Odorrana kuangwuensis
- Conservation status: Vulnerable (IUCN 3.1)

Scientific classification
- Kingdom: Animalia
- Phylum: Chordata
- Class: Amphibia
- Order: Anura
- Family: Ranidae
- Genus: Odorrana
- Species: O. kuangwuensis
- Binomial name: Odorrana kuangwuensis (Liu & Hu, 1966)
- Synonyms: Rana kuangwuensis Liu & Hu, 1966

= Odorrana kuangwuensis =

- Authority: (Liu & Hu, 1966)
- Conservation status: VU
- Synonyms: Rana kuangwuensis Liu & Hu, 1966

Species of frog

Odorrana kuangwuensis (common names: Kuang-wu Shan frog, Kuangwu odorous frog) is a species of frog in the family Ranidae that is endemic to China. It is found in northeastern Sichuan and northwestern Hubei.
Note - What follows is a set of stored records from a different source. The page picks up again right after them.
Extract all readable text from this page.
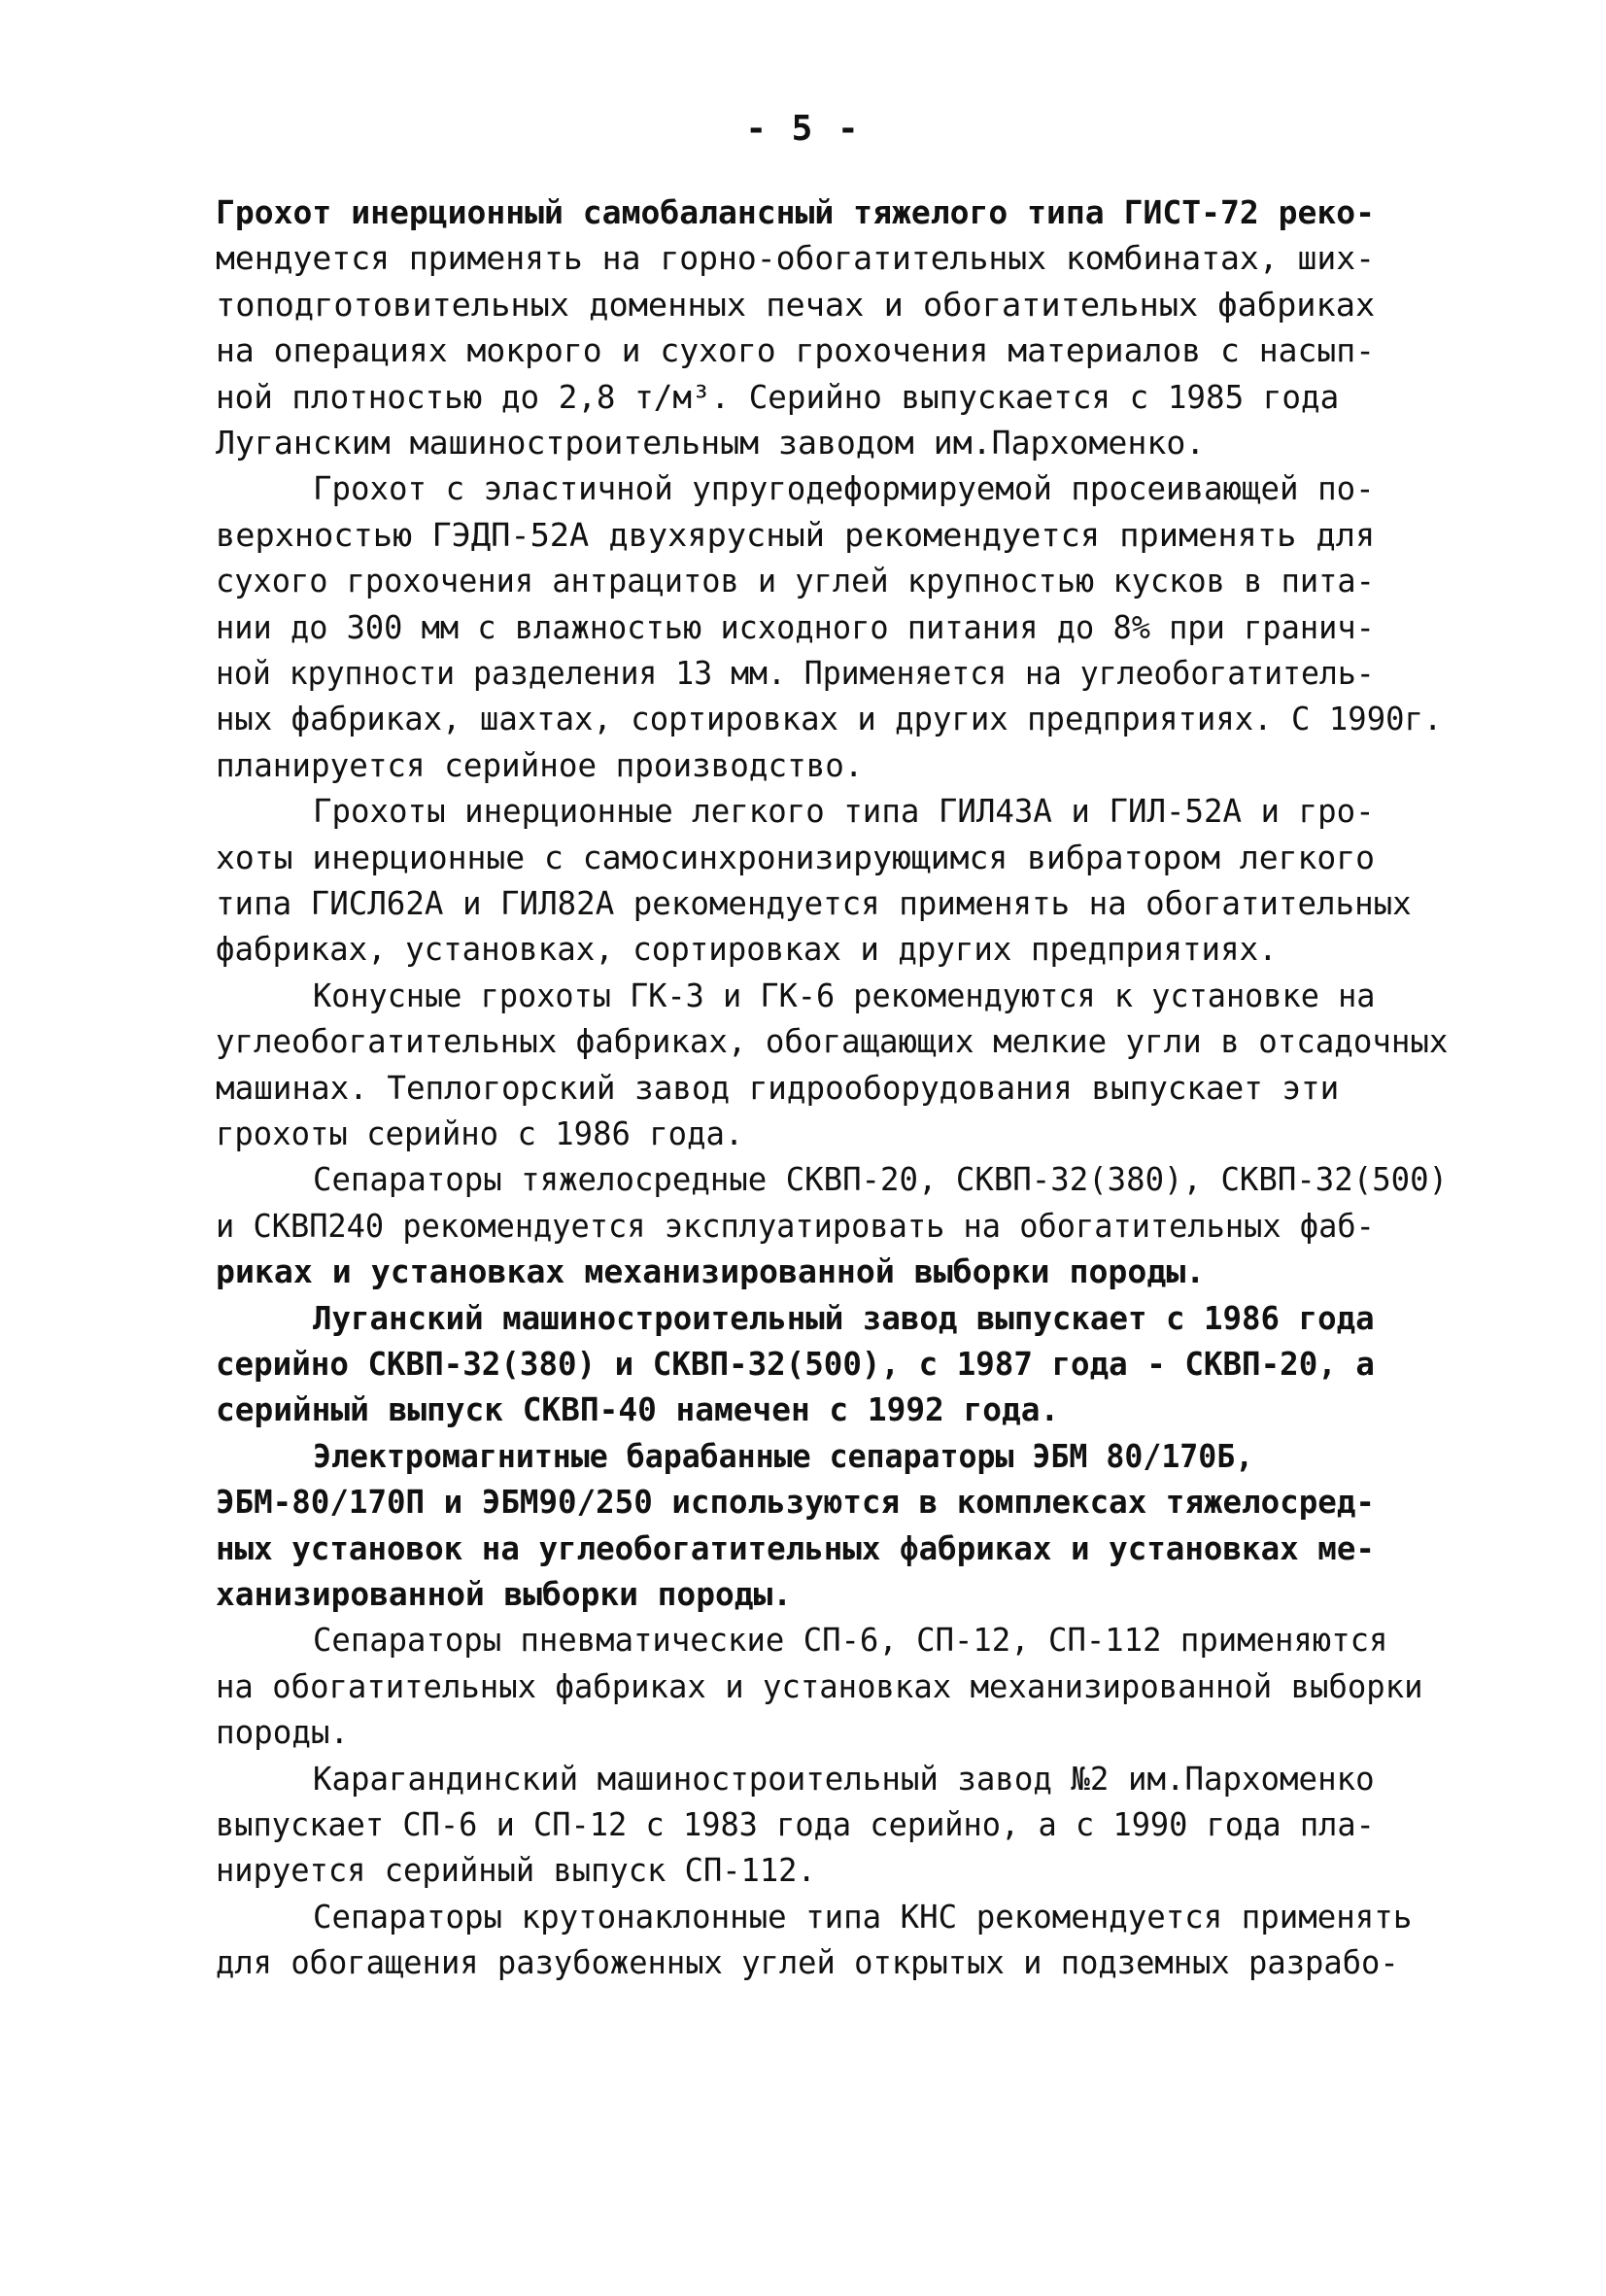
- 5 -
Грохот инерционный самобалансный тяжелого типа ГИСТ-72 реко-
мендуется применять на горно-обогатительных комбинатах, ших-
топодготовительных доменных печах и обогатительных фабриках
на операциях мокрого и сухого грохочения материалов с насып-
ной плотностью до 2,8 т/м³. Серийно выпускается с 1985 года
Луганским машиностроительным заводом им.Пархоменко.
Грохот с эластичной упругодеформируемой просеивающей по-
верхностью ГЭДП-52А двухярусный рекомендуется применять для
сухого грохочения антрацитов и углей крупностью кусков в пита-
нии до 300 мм с влажностью исходного питания до 8% при гранич-
ной крупности разделения 13 мм. Применяется на углеобогатитель-
ных фабриках, шахтах, сортировках и других предприятиях. С 1990г.
планируется серийное производство.
Грохоты инерционные легкого типа ГИЛ43А и ГИЛ-52А и гро-
хоты инерционные с самосинхронизирующимся вибратором легкого
типа ГИСЛ62А и ГИЛ82А рекомендуется применять на обогатительных
фабриках, установках, сортировках и других предприятиях.
Конусные грохоты ГК-3 и ГК-6 рекомендуются к установке на
углеобогатительных фабриках, обогащающих мелкие угли в отсадочных
машинах. Теплогорский завод гидрооборудования выпускает эти
грохоты серийно с 1986 года.
Сепараторы тяжелосредные СКВП-20, СКВП-32(380), СКВП-32(500)
и СКВП240 рекомендуется эксплуатировать на обогатительных фаб-
риках и установках механизированной выборки породы.
Луганский машиностроительный завод выпускает с 1986 года
серийно СКВП-32(380) и СКВП-32(500), с 1987 года - СКВП-20, а
серийный выпуск СКВП-40 намечен с 1992 года.
Электромагнитные барабанные сепараторы ЭБМ 80/170Б,
ЭБМ-80/170П и ЭБМ90/250 используются в комплексах тяжелосред-
ных установок на углеобогатительных фабриках и установках ме-
ханизированной выборки породы.
Сепараторы пневматические СП-6, СП-12, СП-112 применяются
на обогатительных фабриках и установках механизированной выборки
породы.
Карагандинский машиностроительный завод №2 им.Пархоменко
выпускает СП-6 и СП-12 с 1983 года серийно, а с 1990 года пла-
нируется серийный выпуск СП-112.
Сепараторы крутонаклонные типа КНС рекомендуется применять
для обогащения разубоженных углей открытых и подземных разрабо-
Its name refers to the type locality, Mount Guangwu (="Kuang-wu" in older romanization) in Nanjiang County, northern Sichuan.

Its natural habitats are large streams in hill forests. It is threatened by habitat loss.

Male Odorrana kuangwuensis grow to a snout–vent length of about 57 mm and females to 69 mm.